UK - Insurers are being forced to limit the size of bulk annuity buyouts because the corporate bond market is saturated by the volume of scheme wind-ups.
Legal & General – the biggest provider of annuities to pension funds – has been forced to impose a £500m limit on the size of scheme it will take on in wind-up.
This limit would prevent the UK’s 250 biggest schemes from carrying out a bulk purchase annuity buyout.
L&G corporate annuities director Dennis Canham said that any scheme valued at more than £500m could not be wound-up with corporate bonds alone and that alternative measures, such as phased buyouts, would have to be used.
He said that capacity in the corporate bonds market was being eroded by the number of schemes requiring deferred annuities.
Prudential business development manager for bulk annuities Ian Aley agreed that the bonds market was reaching saturation point.
“There’s a finite market in fixed interest bonds and a massive potential for schemes wishing to wind-up or manage their risk on an ongoing arrangement.
“The reality is there were a high number of these schemes to buy out the annuities at the same time, the investment market wouldn’t be able to support it.”

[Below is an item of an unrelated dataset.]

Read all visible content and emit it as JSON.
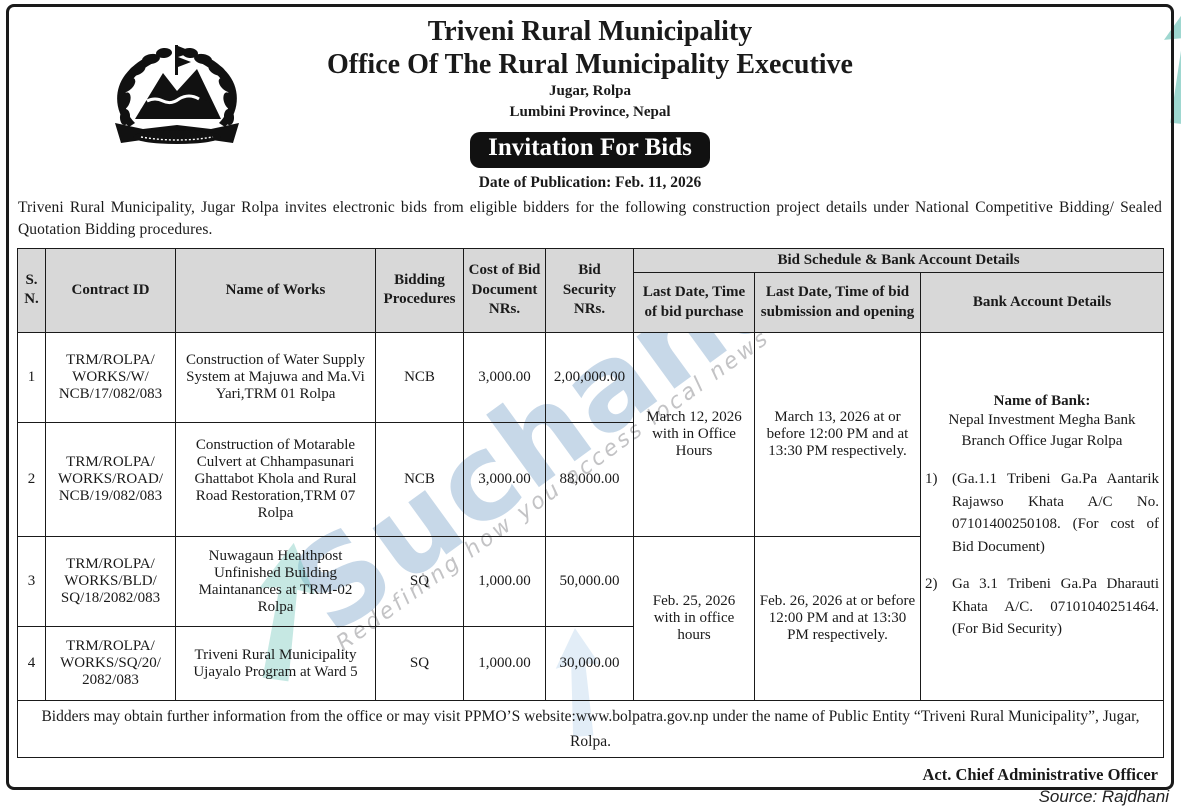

HighamNobbs Consulting partner Russell Agius said he was aware of more and more pension schemes finding it difficult to buy out their liabilities and urged the government to tackle the issue.
“This highlights the need for the department for work and pensions to allow trustees to seek alternatives such as paying transfer values to money purchase arrangements without member consent.”
This approach, he added, would free up capacity in the corporate bond market, as well as dramatically increasing the speed of wind-up.